As an independent historian, Fehrenbach ignored the trends of the academy and chose to write with dramatic flair about battles, decisive action, heroes and villains.

“I don’t believe in social science or all those tables and statistics,” he told Texas Monthly magazine in 1998. “All the great historians have been great writers. But most of the new ones write small things.”

- Advertisement -

Fehrenbach wrote instead in a grand, sweeping manner reminiscent of epic histories of the West by Francis Parkman and Bernard DeVoto. His florid style borrowed elements from the 18th-century cadences of Edward Gibbon — whose “The History of Decline and Fall of the Roman Empire” was an early inspiration — and from the King James Bible.
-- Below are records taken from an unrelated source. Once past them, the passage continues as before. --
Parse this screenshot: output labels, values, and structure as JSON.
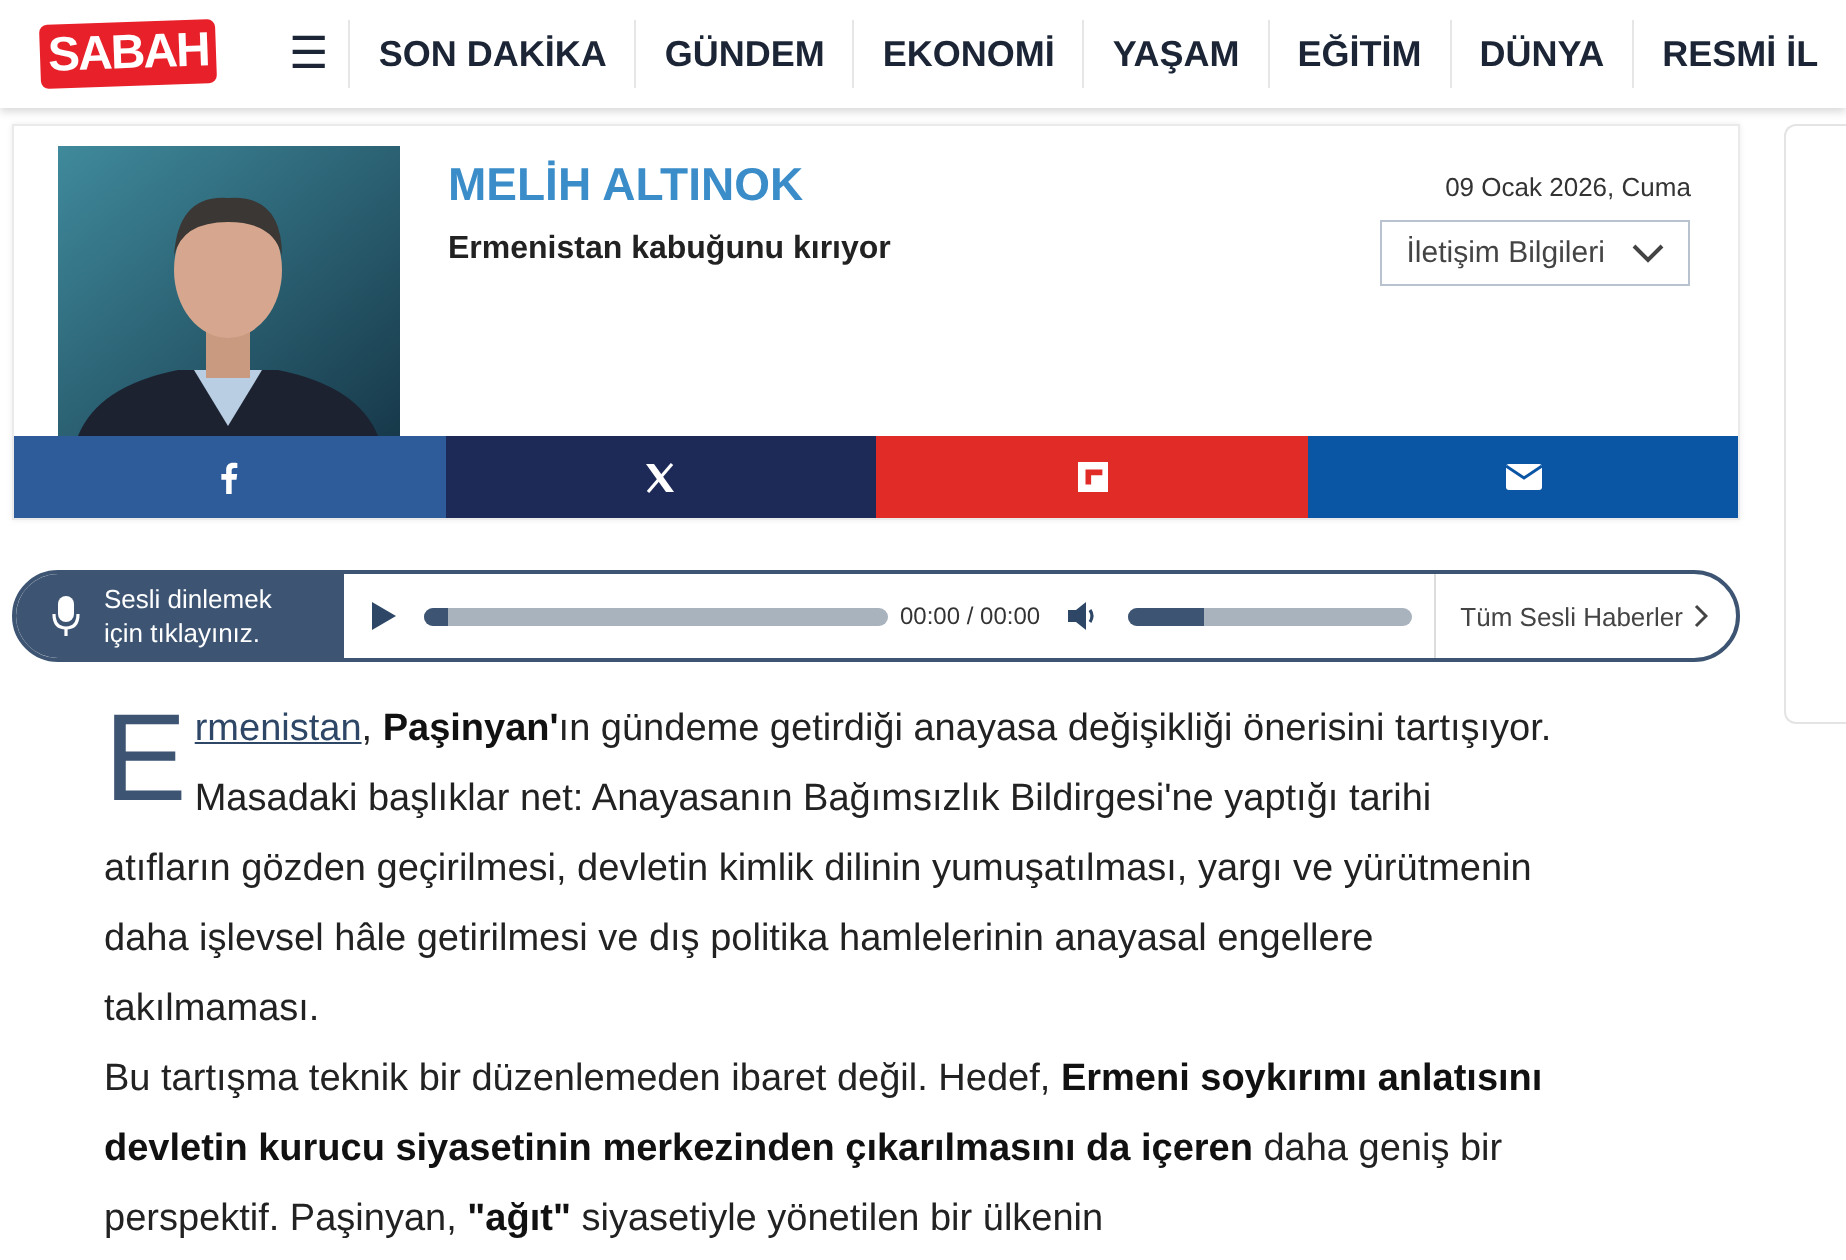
{
  "header": {
    "logo": "SABAH",
    "menu_icon": "☰",
    "nav": [
      "SON DAKİKA",
      "GÜNDEM",
      "EKONOMİ",
      "YAŞAM",
      "EĞİTİM",
      "DÜNYA",
      "RESMİ İL"
    ]
  },
  "author": {
    "name": "MELİH ALTINOK",
    "title": "Ermenistan kabuğunu kırıyor",
    "date": "09 Ocak 2026, Cuma",
    "contact_button": "İletişim Bilgileri"
  },
  "share": [
    {
      "kind": "facebook",
      "color": "#2e5b9a"
    },
    {
      "kind": "x",
      "color": "#1d2a57"
    },
    {
      "kind": "flipboard",
      "color": "#e02b27"
    },
    {
      "kind": "mail",
      "color": "#0b55a5"
    }
  ],
  "audio": {
    "prompt_line1": "Sesli dinlemek",
    "prompt_line2": "için tıklayınız.",
    "time": "00:00 / 00:00",
    "progress": {
      "level": 0.05
    },
    "volume": {
      "level": 0.27
    },
    "all_link": "Tüm Sesli Haberler"
  },
  "article": {
    "drop_cap": "E",
    "link": "rmenistan",
    "lead_rest": ", **Paşinyan'**ın gündeme getirdiği anayasa değişikliği önerisini tartışıyor. Masadaki başlıklar net: Anayasanın Bağımsızlık Bildirgesi'ne yaptığı tarihi atıfların gözden geçirilmesi, devletin kimlik dilinin yumuşatılması, yargı ve yürütmenin daha işlevsel hâle getirilmesi ve dış politika hamlelerinin anayasal engellere takılmaması.",
    "paragraphs": [
      "Bu tartışma teknik bir düzenlemeden ibaret değil. Hedef, **Ermeni soykırımı anlatısını devletin kurucu siyasetinin merkezinden çıkarılmasını da içeren** daha geniş bir perspektif. Paşinyan, **\"ağıt\"** siyasetiyle yönetilen bir ülkenin"
    ]
  }
}
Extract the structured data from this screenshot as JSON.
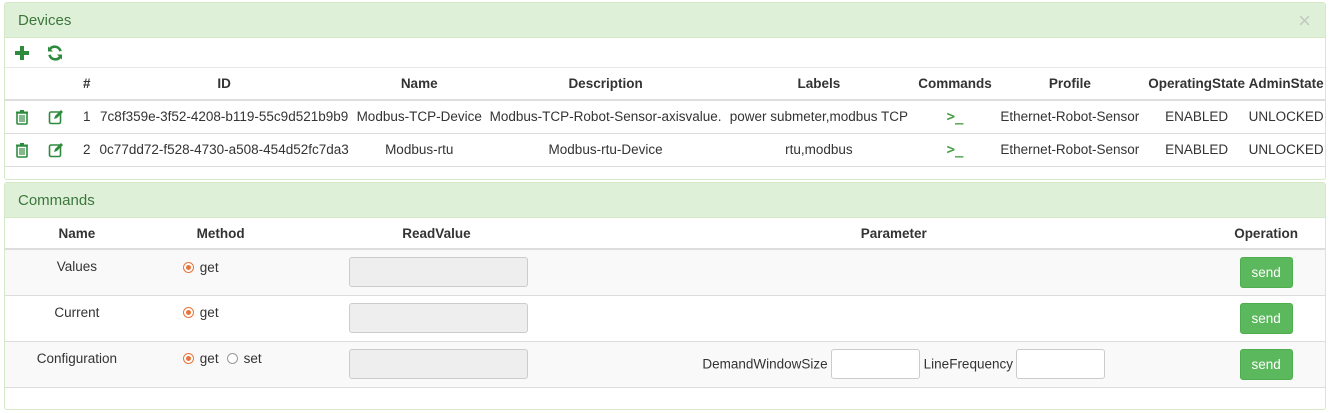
{
  "devices_panel": {
    "title": "Devices",
    "close_glyph": "×",
    "toolbar": {
      "add_icon": "plus-icon",
      "refresh_icon": "refresh-icon"
    },
    "columns": [
      "#",
      "ID",
      "Name",
      "Description",
      "Labels",
      "Commands",
      "Profile",
      "OperatingState",
      "AdminState"
    ],
    "rows": [
      {
        "num": "1",
        "id": "7c8f359e-3f52-4208-b119-55c9d521b9b9",
        "name": "Modbus-TCP-Device",
        "description": "Modbus-TCP-Robot-Sensor-axisvalue.",
        "labels": "power submeter,modbus TCP",
        "commands": ">_",
        "profile": "Ethernet-Robot-Sensor",
        "operating_state": "ENABLED",
        "admin_state": "UNLOCKED"
      },
      {
        "num": "2",
        "id": "0c77dd72-f528-4730-a508-454d52fc7da3",
        "name": "Modbus-rtu",
        "description": "Modbus-rtu-Device",
        "labels": "rtu,modbus",
        "commands": ">_",
        "profile": "Ethernet-Robot-Sensor",
        "operating_state": "ENABLED",
        "admin_state": "UNLOCKED"
      }
    ]
  },
  "commands_panel": {
    "title": "Commands",
    "columns": [
      "Name",
      "Method",
      "ReadValue",
      "Parameter",
      "Operation"
    ],
    "rows": [
      {
        "name": "Values",
        "method_get": "get",
        "send_label": "send"
      },
      {
        "name": "Current",
        "method_get": "get",
        "send_label": "send"
      },
      {
        "name": "Configuration",
        "method_get": "get",
        "method_set": "set",
        "param1_label": "DemandWindowSize",
        "param2_label": "LineFrequency",
        "send_label": "send"
      }
    ]
  },
  "colors": {
    "accent_green": "#5cb85c",
    "heading_bg": "#dff0d8",
    "heading_text": "#3c763d",
    "radio_checked": "#e8743b"
  }
}
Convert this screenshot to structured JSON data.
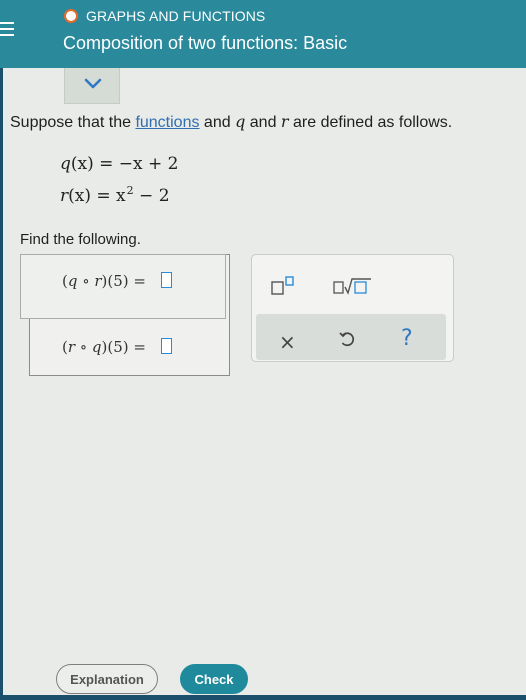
{
  "header": {
    "topic": "GRAPHS AND FUNCTIONS",
    "title": "Composition of two functions: Basic"
  },
  "problem": {
    "intro_before": "Suppose that the ",
    "intro_link": "functions",
    "var_q": "q",
    "intro_and": " and ",
    "var_r": "r",
    "intro_after": " are defined as follows.",
    "eq1": {
      "lhs": "q",
      "arg": "(x)",
      "rhs": " = −x + 2"
    },
    "eq2": {
      "lhs": "r",
      "arg": "(x)",
      "rhs_a": " = x",
      "exp": "2",
      "rhs_b": " − 2"
    },
    "find_label": "Find the following."
  },
  "answers": [
    {
      "open": "(",
      "f": "q",
      "op": " ∘ ",
      "g": "r",
      "close": ")(5) = "
    },
    {
      "open": "(",
      "f": "r",
      "op": " ∘ ",
      "g": "q",
      "close": ")(5) = "
    }
  ],
  "palette": {
    "clear_symbol": "×",
    "help_symbol": "?"
  },
  "buttons": {
    "explanation": "Explanation",
    "check": "Check"
  },
  "colors": {
    "header": "#2a8a9c",
    "accent_orange": "#e46a2c",
    "input_border": "#2a8ad6",
    "link": "#2f6fb0"
  },
  "icons": [
    "menu-icon",
    "chevron-down-icon",
    "superscript-icon",
    "square-root-icon",
    "undo-icon",
    "help-icon",
    "clear-icon"
  ]
}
“In the beginning, before any people was the land,” Fehrenbach wrote in the opening lines of “Lone Star”: “an immense region 265,000 square miles in area rising out of the warm muck of the green Gulf of Mexico, running for countless leagues of rich coastal prairies, forests and savannahs; reaching out hugely 770 miles from boundary to boundary south to north and east to west, to enclose a series of magnificent, rising limestone plateaus, ending in the thin, hot air of blue-shadowed mountains.”

When an updated version of “Lone Star” was issued by Da Capo Press in 2000, Da Capo publisher John Radziewicz said, “I can think of only two books that dare to start out with the words ‘In the beginning’ — and the other book is T.R. Fehrenbach’s ‘Lone Star.’

“He was a larger-than-life figure who wrote about larger-than-life topics.”

Theodore Reed Fehrenbach Jr. was born Jan. 12, 1925, in San Benito, Texas. He grew up in Brownsville, Texas, and Los Angeles, where he graduated from Hollywood High School at age 16.

He interrupted his studies at Princeton University to serve in the Army during World War II, then returned to Princeton and graduated with honors in 1947. After farming for a few years, he served in the Korean War, then settled in San Antonio in 1954. He sold insurance for 15 years while writing for magazines on the side — including science-fiction stories.

Fehrenbach’s first books were about military history and diplomacy, including “This Kind of War: A Study in Unpreparedness” (1963) about the Korean War. The book has been studied in courses at the U.S. Military Academy and was praised in 2007 by Sen. John McCain, R-Ariz., as “perhaps the best book ever written on the Korean War.”

Fehrenbach was writing a novel about his family’s history in Texas when he refashioned it into a general history that became “Lone Star.”

“I never emotionally ever left Texas,” he told the Express-News in 2009, describing his lifelong fascination with his home state. “It’s a matter of identity.”

“Real Texans, native Texans, the old-line Texans,” he added, “are a subculture, which is just as valid as the Scottish subculture in the British Isles. It’s partly independence and partly just being belligerent and different.”

Survivors include his wife of 62 years, the former Lillian Breetz, of San Antonio.

After “Lone Star,” Fehrenbach published “Fire and Blood: A History of Mexico” (1973), “Comanches: The Destruction of a People” (1974) and several more books about Texas. He was a past director of the Texas Historical Commission.

For many years, Fehrenbach wrote a weekly newspaper column for the Express-News, bringing historical analysis to current events. In his final column, published in August, he noted that he tried to remember two things: “The column that received the greatest response was about my cat, George, and the finest-crafted columns usually go out in the trash on Monday morning.”